Although well-accepted clinical practice guidelines exist for the diagnosis of prosthetic joint infection (PJI), little is known about the quality of diagnosis for PJI. The identification of quality gaps in the diagnosis of PJI would facilitate the development of care structures and processes to shorten time to diagnosis and reduce the significant morbidity, mortality, and economic burden associated with this condition. Hence, we sought to develop valid clinical quality measures to improve the timeliness and accuracy of PJI diagnosis. We convened a nine-member multidisciplinary national panel of PJI experts including orthopedic surgeons, infectious disease specialists, an emergency medicine physician, and a patient previously treated for PJI to review, discuss, and rate the validity of proposed measures using a modification of the RAND-UCLA appropriateness method. In total, 57 permutations of six proposed measures were rated. Populations considered to be at high enough risk for PJI that certain care processes should always be performed were identified by the panel. Among the proposed quality measures, the panel rated five as valid. These novel clinical quality measures could provide insight into care gaps in the diagnosis of PJI.

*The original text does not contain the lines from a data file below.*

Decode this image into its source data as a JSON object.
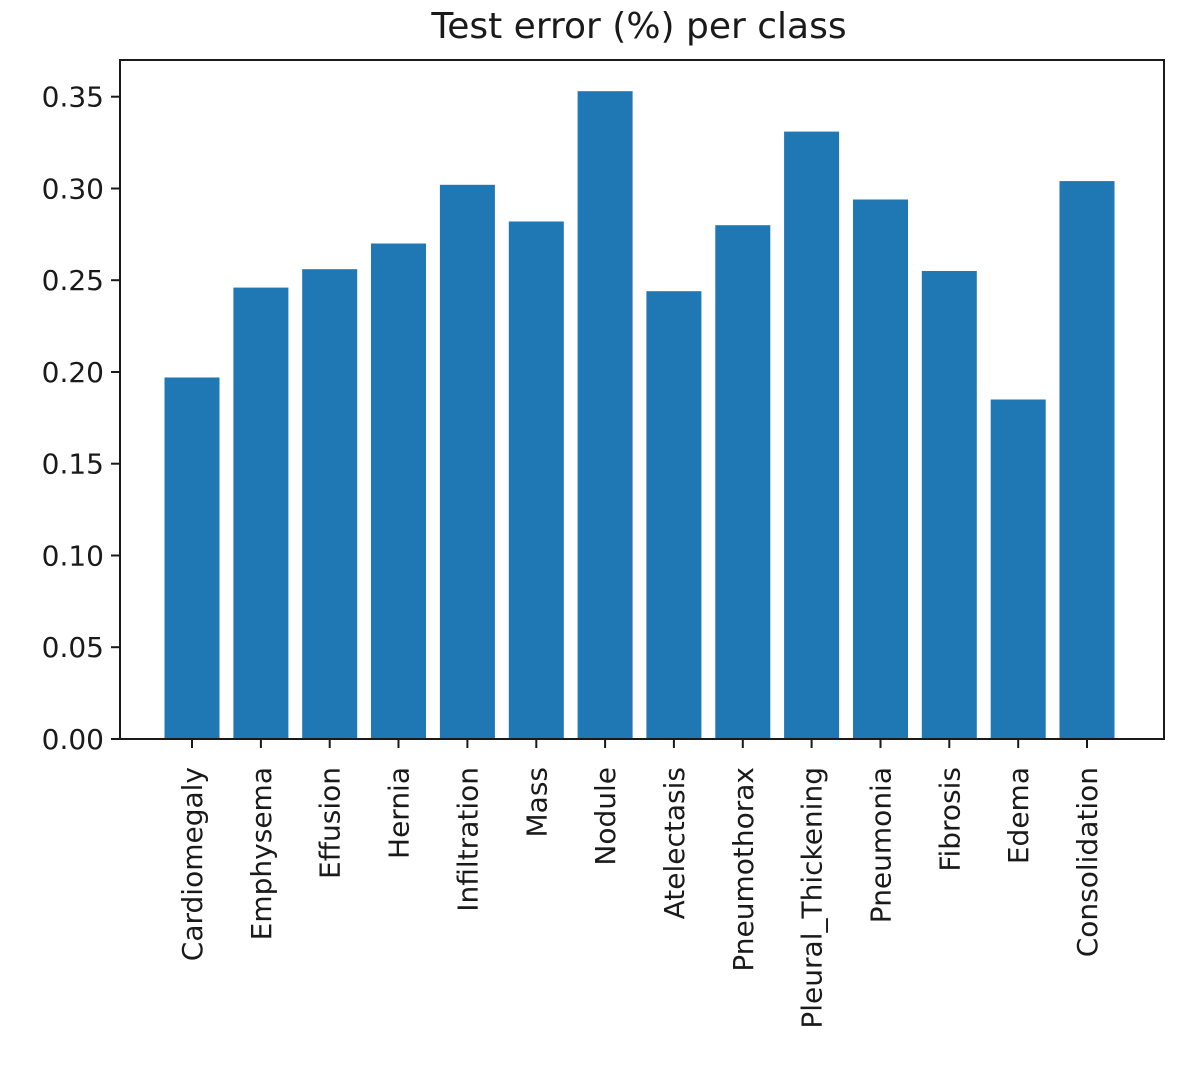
{
  "chart_data": {
    "type": "bar",
    "title": "Test error (%) per class",
    "xlabel": "",
    "ylabel": "",
    "categories": [
      "Cardiomegaly",
      "Emphysema",
      "Effusion",
      "Hernia",
      "Infiltration",
      "Mass",
      "Nodule",
      "Atelectasis",
      "Pneumothorax",
      "Pleural_Thickening",
      "Pneumonia",
      "Fibrosis",
      "Edema",
      "Consolidation"
    ],
    "values": [
      0.197,
      0.246,
      0.256,
      0.27,
      0.302,
      0.282,
      0.353,
      0.244,
      0.28,
      0.331,
      0.294,
      0.255,
      0.185,
      0.304
    ],
    "ylim": [
      0,
      0.37
    ],
    "yticks": [
      0.0,
      0.05,
      0.1,
      0.15,
      0.2,
      0.25,
      0.3,
      0.35
    ],
    "ytick_labels": [
      "0.00",
      "0.05",
      "0.10",
      "0.15",
      "0.20",
      "0.25",
      "0.30",
      "0.35"
    ],
    "grid": false,
    "legend": "none",
    "bar_color": "#1f77b4"
  }
}
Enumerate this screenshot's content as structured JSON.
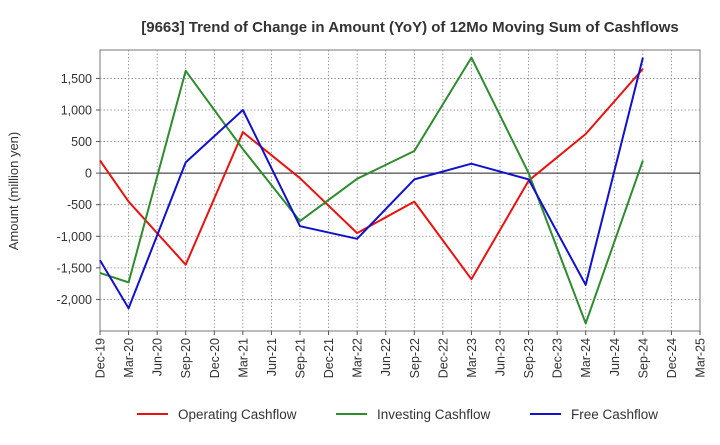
{
  "chart_data": {
    "type": "line",
    "title": "[9663]  Trend of Change in Amount (YoY) of 12Mo Moving Sum of Cashflows",
    "ylabel": "Amount (million yen)",
    "xlabel": "",
    "ylim": [
      -2500,
      1950
    ],
    "yticks": [
      1500,
      1000,
      500,
      0,
      -500,
      -1000,
      -1500,
      -2000
    ],
    "ytick_labels": [
      "1,500",
      "1,000",
      "500",
      "0",
      "-500",
      "-1,000",
      "-1,500",
      "-2,000"
    ],
    "categories": [
      "Dec-19",
      "Mar-20",
      "Jun-20",
      "Sep-20",
      "Dec-20",
      "Mar-21",
      "Jun-21",
      "Sep-21",
      "Dec-21",
      "Mar-22",
      "Jun-22",
      "Sep-22",
      "Dec-22",
      "Mar-23",
      "Jun-23",
      "Sep-23",
      "Dec-23",
      "Mar-24",
      "Jun-24",
      "Sep-24",
      "Dec-24",
      "Mar-25"
    ],
    "grid": true,
    "legend_position": "bottom",
    "series": [
      {
        "name": "Operating Cashflow",
        "color": "#e8130f",
        "values": [
          200,
          -450,
          null,
          -1450,
          null,
          650,
          null,
          -80,
          null,
          -950,
          null,
          -450,
          null,
          -1680,
          null,
          -120,
          null,
          620,
          null,
          1650,
          null,
          null
        ]
      },
      {
        "name": "Investing Cashflow",
        "color": "#2e8b2e",
        "values": [
          -1580,
          -1730,
          null,
          1620,
          null,
          380,
          null,
          -760,
          null,
          -90,
          null,
          350,
          null,
          1830,
          null,
          0,
          null,
          -2380,
          null,
          200,
          null,
          null
        ]
      },
      {
        "name": "Free Cashflow",
        "color": "#1111cc",
        "values": [
          -1380,
          -2140,
          null,
          170,
          null,
          1000,
          null,
          -840,
          null,
          -1040,
          null,
          -100,
          null,
          150,
          null,
          -100,
          null,
          -1770,
          null,
          1830,
          null,
          null
        ]
      }
    ]
  }
}
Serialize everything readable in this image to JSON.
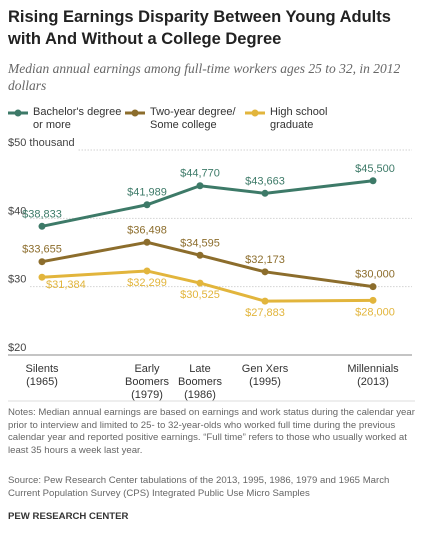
{
  "chart_data": {
    "type": "line",
    "title": "Rising Earnings Disparity Between Young Adults with And Without a College Degree",
    "subtitle": "Median annual earnings among full-time workers ages 25 to 32, in 2012 dollars",
    "categories": [
      "Silents\n(1965)",
      "Early\nBoomers\n(1979)",
      "Late\nBoomers\n(1986)",
      "Gen Xers\n(1995)",
      "Millennials\n(2013)"
    ],
    "series": [
      {
        "name": "Bachelor's degree or more",
        "color": "#3d7a68",
        "values": [
          38.833,
          41.989,
          44.77,
          43.663,
          45.5
        ],
        "value_labels": [
          "$38,833",
          "$41,989",
          "$44,770",
          "$43,663",
          "$45,500"
        ]
      },
      {
        "name": "Two-year degree/ Some college",
        "color": "#8c6d2c",
        "values": [
          33.655,
          36.498,
          34.595,
          32.173,
          30.0
        ],
        "value_labels": [
          "$33,655",
          "$36,498",
          "$34,595",
          "$32,173",
          "$30,000"
        ]
      },
      {
        "name": "High school graduate",
        "color": "#e2b53c",
        "values": [
          31.384,
          32.299,
          30.525,
          27.883,
          28.0
        ],
        "value_labels": [
          "$31,384",
          "$32,299",
          "$30,525",
          "$27,883",
          "$28,000"
        ]
      }
    ],
    "ylim": [
      20,
      50
    ],
    "yticks": [
      {
        "value": 20,
        "label": "$20"
      },
      {
        "value": 30,
        "label": "$30"
      },
      {
        "value": 40,
        "label": "$40"
      },
      {
        "value": 50,
        "label": "$50 thousand"
      }
    ],
    "grid": true,
    "notes": "Notes: Median annual earnings are based on earnings and work status during the calendar year prior to interview and limited to 25- to 32-year-olds who worked full time during the previous calendar year and reported positive earnings. “Full time” refers to those who usually worked at least 35 hours a week last year.",
    "source": "Source: Pew Research Center tabulations of the 2013, 1995, 1986, 1979 and 1965 March Current Population Survey (CPS) Integrated Public Use Micro Samples",
    "credit": "PEW RESEARCH CENTER"
  }
}
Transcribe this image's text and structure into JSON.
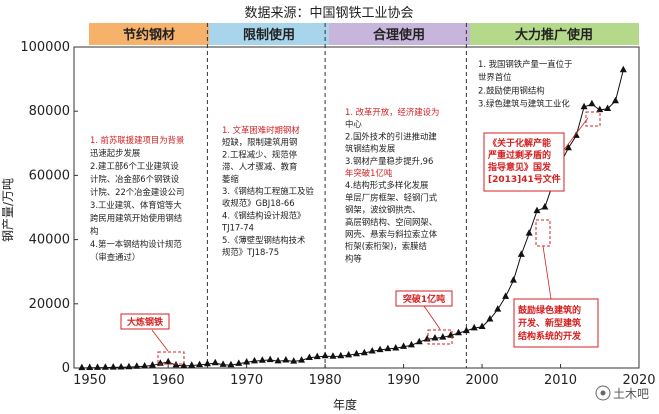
{
  "source_title": "数据来源：中国钢铁工业协会",
  "watermark": "土木吧",
  "colors": {
    "band_1": "#f6b26b",
    "band_2": "#a9d5ec",
    "band_3": "#c8b5db",
    "band_4": "#b4d98b",
    "accent_red": "#d42020",
    "marker": "#111111"
  },
  "periods": [
    {
      "label": "节约钢材",
      "notes": [
        {
          "text": "1. 前苏联援建项目为背景",
          "red": true
        },
        {
          "text": "迅速起步发展",
          "red": false
        },
        {
          "text": "2.建工部6个工业建筑设",
          "red": false
        },
        {
          "text": "计院、冶金部6个钢铁设",
          "red": false
        },
        {
          "text": "计院、22个冶金建设公司",
          "red": false
        },
        {
          "text": "3.工业建筑、体育馆等大",
          "red": false
        },
        {
          "text": "跨民用建筑开始使用钢结",
          "red": false
        },
        {
          "text": "构",
          "red": false
        },
        {
          "text": "4.第一本钢结构设计规范",
          "red": false
        },
        {
          "text": "（审查通过）",
          "red": false
        }
      ]
    },
    {
      "label": "限制使用",
      "notes": [
        {
          "text": "1. 文革困难时期钢材",
          "red": true
        },
        {
          "text": "短缺，限制建筑用钢",
          "red": false
        },
        {
          "text": "2.工程减少、规范停",
          "red": false
        },
        {
          "text": "滞、人才骤减、教育",
          "red": false
        },
        {
          "text": "萎缩",
          "red": false
        },
        {
          "text": "3.《钢结构工程施工及验",
          "red": false
        },
        {
          "text": "收规范》GBJ18-66",
          "red": false
        },
        {
          "text": "4.《钢结构设计规范》",
          "red": false
        },
        {
          "text": "TJ17-74",
          "red": false
        },
        {
          "text": "5.《薄壁型钢结构技术",
          "red": false
        },
        {
          "text": "规范》TJ18-75",
          "red": false
        }
      ]
    },
    {
      "label": "合理使用",
      "notes": [
        {
          "text": "1. 改革开放，经济建设为",
          "red": true
        },
        {
          "text": "中心",
          "red": false
        },
        {
          "text": "2.国外技术的引进推动建",
          "red": false
        },
        {
          "text": "筑钢结构发展",
          "red": false
        },
        {
          "text": "3.钢材产量稳步提升,96",
          "red": false
        },
        {
          "text": "年突破1亿吨",
          "red": true
        },
        {
          "text": "4.结构形式多样化发展",
          "red": false
        },
        {
          "text": "单层厂房框架、轻钢门式",
          "red": false
        },
        {
          "text": "钢架，波纹钢拱壳、",
          "red": false
        },
        {
          "text": "高层钢结构、空间网架、",
          "red": false
        },
        {
          "text": "网壳、悬索与斜拉索立体",
          "red": false
        },
        {
          "text": "桁架(索桁架)，索膜结",
          "red": false
        },
        {
          "text": "构等",
          "red": false
        }
      ]
    },
    {
      "label": "大力推广使用",
      "notes": [
        {
          "text": "1. 我国钢铁产量一直位于",
          "red": false
        },
        {
          "text": "世界首位",
          "red": false
        },
        {
          "text": "2.鼓励使用钢结构",
          "red": false
        },
        {
          "text": "3.绿色建筑与建筑工业化",
          "red": false
        }
      ]
    }
  ],
  "callouts": {
    "dalian_gang": "大炼钢铁",
    "tupo_yiyi": "突破1亿吨",
    "policy": [
      "《关于化解产能",
      "严重过剩矛盾的",
      "指导意见》国发",
      "[2013]41号文件"
    ],
    "green": [
      "鼓励绿色建筑的",
      "开发、新型建筑",
      "结构系统的开发"
    ]
  },
  "chart_data": {
    "type": "line",
    "title": "数据来源：中国钢铁工业协会",
    "xlabel": "年度",
    "ylabel": "钢产量/万吨",
    "xlim": [
      1948,
      2020
    ],
    "ylim": [
      0,
      100000
    ],
    "x_ticks": [
      1950,
      1960,
      1970,
      1980,
      1990,
      2000,
      2010,
      2020
    ],
    "y_ticks": [
      0,
      20000,
      40000,
      60000,
      80000,
      100000
    ],
    "y_tick_labels": [
      "0",
      "20000",
      "40000",
      "60000",
      "80000",
      "100000"
    ],
    "grid": false,
    "marker": "triangle",
    "series": [
      {
        "x": [
          1949,
          1950,
          1951,
          1952,
          1953,
          1954,
          1955,
          1956,
          1957,
          1958,
          1959,
          1960,
          1961,
          1962,
          1963,
          1964,
          1965,
          1966,
          1967,
          1968,
          1969,
          1970,
          1971,
          1972,
          1973,
          1974,
          1975,
          1976,
          1977,
          1978,
          1979,
          1980,
          1981,
          1982,
          1983,
          1984,
          1985,
          1986,
          1987,
          1988,
          1989,
          1990,
          1991,
          1992,
          1993,
          1994,
          1995,
          1996,
          1997,
          1998,
          1999,
          2000,
          2001,
          2002,
          2003,
          2004,
          2005,
          2006,
          2007,
          2008,
          2009,
          2010,
          2011,
          2012,
          2013,
          2014,
          2015,
          2016,
          2017,
          2018
        ],
        "values": [
          16,
          61,
          90,
          135,
          177,
          223,
          285,
          447,
          535,
          800,
          1387,
          1866,
          870,
          667,
          762,
          964,
          1223,
          1532,
          1029,
          904,
          1333,
          1779,
          2132,
          2338,
          2522,
          2112,
          2390,
          2046,
          2374,
          3178,
          3448,
          3712,
          3560,
          3716,
          4002,
          4347,
          4679,
          5221,
          5628,
          5943,
          6159,
          6635,
          7100,
          8094,
          8956,
          9261,
          9536,
          10124,
          10894,
          11559,
          12426,
          12850,
          15163,
          18237,
          22234,
          27280,
          35324,
          41915,
          48929,
          50049,
          57218,
          63723,
          68528,
          72388,
          81314,
          82231,
          80383,
          80761,
          83173,
          92826
        ]
      }
    ],
    "dividers_year": [
      1965,
      1980,
      1998
    ]
  }
}
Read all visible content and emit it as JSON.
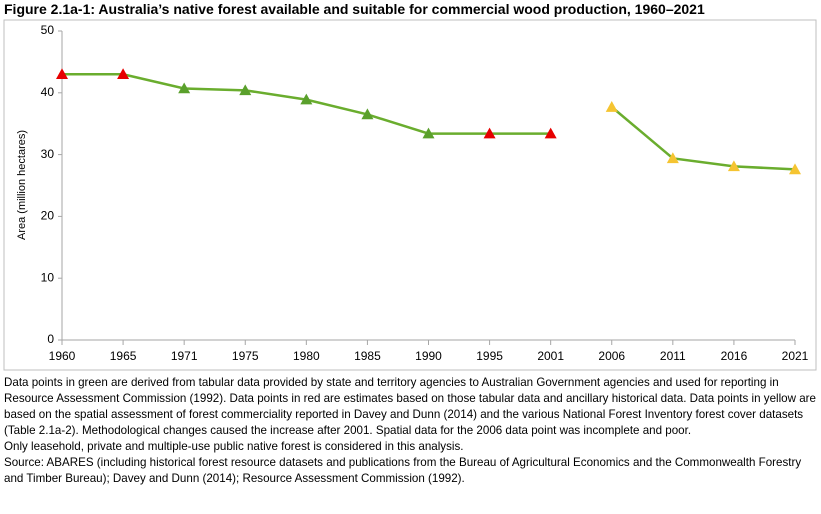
{
  "chart_data": {
    "type": "line",
    "title": "Figure 2.1a-1: Australia’s native forest available and suitable for commercial wood production, 1960–2021",
    "y_label": "Area (million hectares)",
    "categories": [
      "1960",
      "1965",
      "1971",
      "1975",
      "1980",
      "1985",
      "1990",
      "1995",
      "2001",
      "2006",
      "2011",
      "2016",
      "2021"
    ],
    "series": [
      {
        "color": "#6aad2e",
        "values": [
          43,
          43,
          40.7,
          40.4,
          38.9,
          36.5,
          33.4,
          33.4,
          33.4,
          null,
          null,
          null,
          null
        ],
        "marker_colors": [
          "#e60000",
          "#e60000",
          "#5aa02c",
          "#5aa02c",
          "#5aa02c",
          "#5aa02c",
          "#5aa02c",
          "#e60000",
          "#e60000",
          null,
          null,
          null,
          null
        ]
      },
      {
        "color": "#6aad2e",
        "values": [
          null,
          null,
          null,
          null,
          null,
          null,
          null,
          null,
          null,
          37.7,
          29.4,
          28.1,
          27.6
        ],
        "marker_colors": [
          null,
          null,
          null,
          null,
          null,
          null,
          null,
          null,
          null,
          "#f5c431",
          "#f5c431",
          "#f5c431",
          "#f5c431"
        ]
      }
    ],
    "ylim": [
      0,
      50
    ],
    "yticks": [
      0,
      10,
      20,
      30,
      40,
      50
    ],
    "grid": false
  },
  "notes": [
    "Data points in green are derived from tabular data provided by state and territory agencies to Australian Government agencies and used for reporting in Resource Assessment Commission (1992). Data points in red are estimates based on those tabular data and ancillary historical data. Data points in yellow are based on the spatial assessment of forest commerciality reported in Davey and Dunn (2014) and the various National Forest Inventory forest cover datasets (Table 2.1a-2). Methodological changes caused the increase after 2001. Spatial data for the 2006 data point was incomplete and poor.",
    "Only leasehold, private and multiple-use public native forest is considered in this analysis.",
    "Source: ABARES (including historical forest resource datasets and publications from the Bureau of Agricultural Economics and the Commonwealth Forestry and Timber Bureau); Davey and Dunn (2014); Resource Assessment Commission (1992)."
  ]
}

虽然已有公认的假体关节感染(PJI)诊断临床实践指南,但对于 PJI 的诊断质量知之甚少。确定 PJI 诊断中的质量差距将有助于制定护理结构和流程,以缩短诊断时间,并降低与该疾病相关的重大发病率、死亡率和经济负担。因此,我们试图制定有效的临床质量指标,以提高 PJI 诊断的及时性和准确性。我们召集了一个由 9 名 PJI 专家组成的多学科国家小组,包括骨科医生、传染病专家、急诊医生和一位曾接受 PJI 治疗的患者,使用 RAND-UCLA 适宜性方法的修改版来审查、讨论和评估拟议措施的有效性。总共对六个提议措施的 57 种排列进行了评分。小组确定了具有足够高的 PJI 风险的人群,以便始终执行某些护理流程。在提出的质量措施中,小组将五项评为有效。这些新颖的临床质量措施可以深入了解 PJI 诊断中的护理差距。